Annuity rates at record lows

Annuity rates at record lows

Category: Annuities

Updated: 27/10/2011
First Published: 24/11/2009

This article was correct at the time of publication. It is now over 6 months old so the content may be out of date.

The prospects of securing a comfortable retirement have taken a further blow with news that pension annuity rates have hit an all time low.

A pension annuity is essentially a guaranteed income for life paid by an insurance company and is bought with the proceeds of an employer's pension scheme or personal pension.

Research from Investment Life & Pensions Moneyfacts has revealed that after holding firm during the summer, annuity rates have fallen steadily over the last two months.

The average rate for a male aged 65 purchasing a level without guarantee annuity (based on a £10K purchase price) has decreased by 3.3 per cent since September, whilst the equivalent female annuity has seen a 3.6 per cent reduction.

The latest reductions mean that the average male annuity rate is down by 10.5 per cent compared with a year ago, whilst female rates haven fallen by 10.9 per cent.

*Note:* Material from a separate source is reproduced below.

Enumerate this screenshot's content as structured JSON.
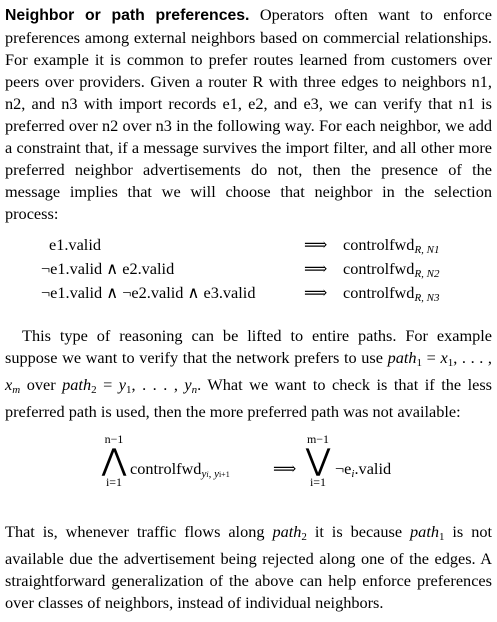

Over the last 15 years the drop is even more remarkable, with male annuity rates now 43 per cent lower and female rates 40 per cent lower.

"Given that the stock market recovery has recently boosted the size of many pension pots, it is disappointing that falling annuity rates have had an adverse impact on the retirement income that can be achieved," said Richard Eagling, Editor of Investment, Life & Pensions Moneyfacts.

"Part of the problem is the low gilt yields that we are still seeing, which are still well below last year's levels."

Since the purchase of an annuity is a one-off transaction, it is vital that consumers shop around for the best deal for their money. Although under the Open Market Option (OMO), an individual is not required to purchase an annuity from the provider with whom they made their pension savings, in reality, relatively few take advantage of the opportunity to switch.

Richard Eagling added: "With few signs that the recent spate of annuity price reductions is at an end, the priority must be to maximise the amount of retirement income received.

"For most consumers, this will only be achieved by shopping around to obtain the best price for their annuity and exploring the open market option. The difference between the highest and lowest standard annuity rates can be as much as 13 per cent. The potential uplift for those in ill health who could qualify for an enhanced annuity is even higher."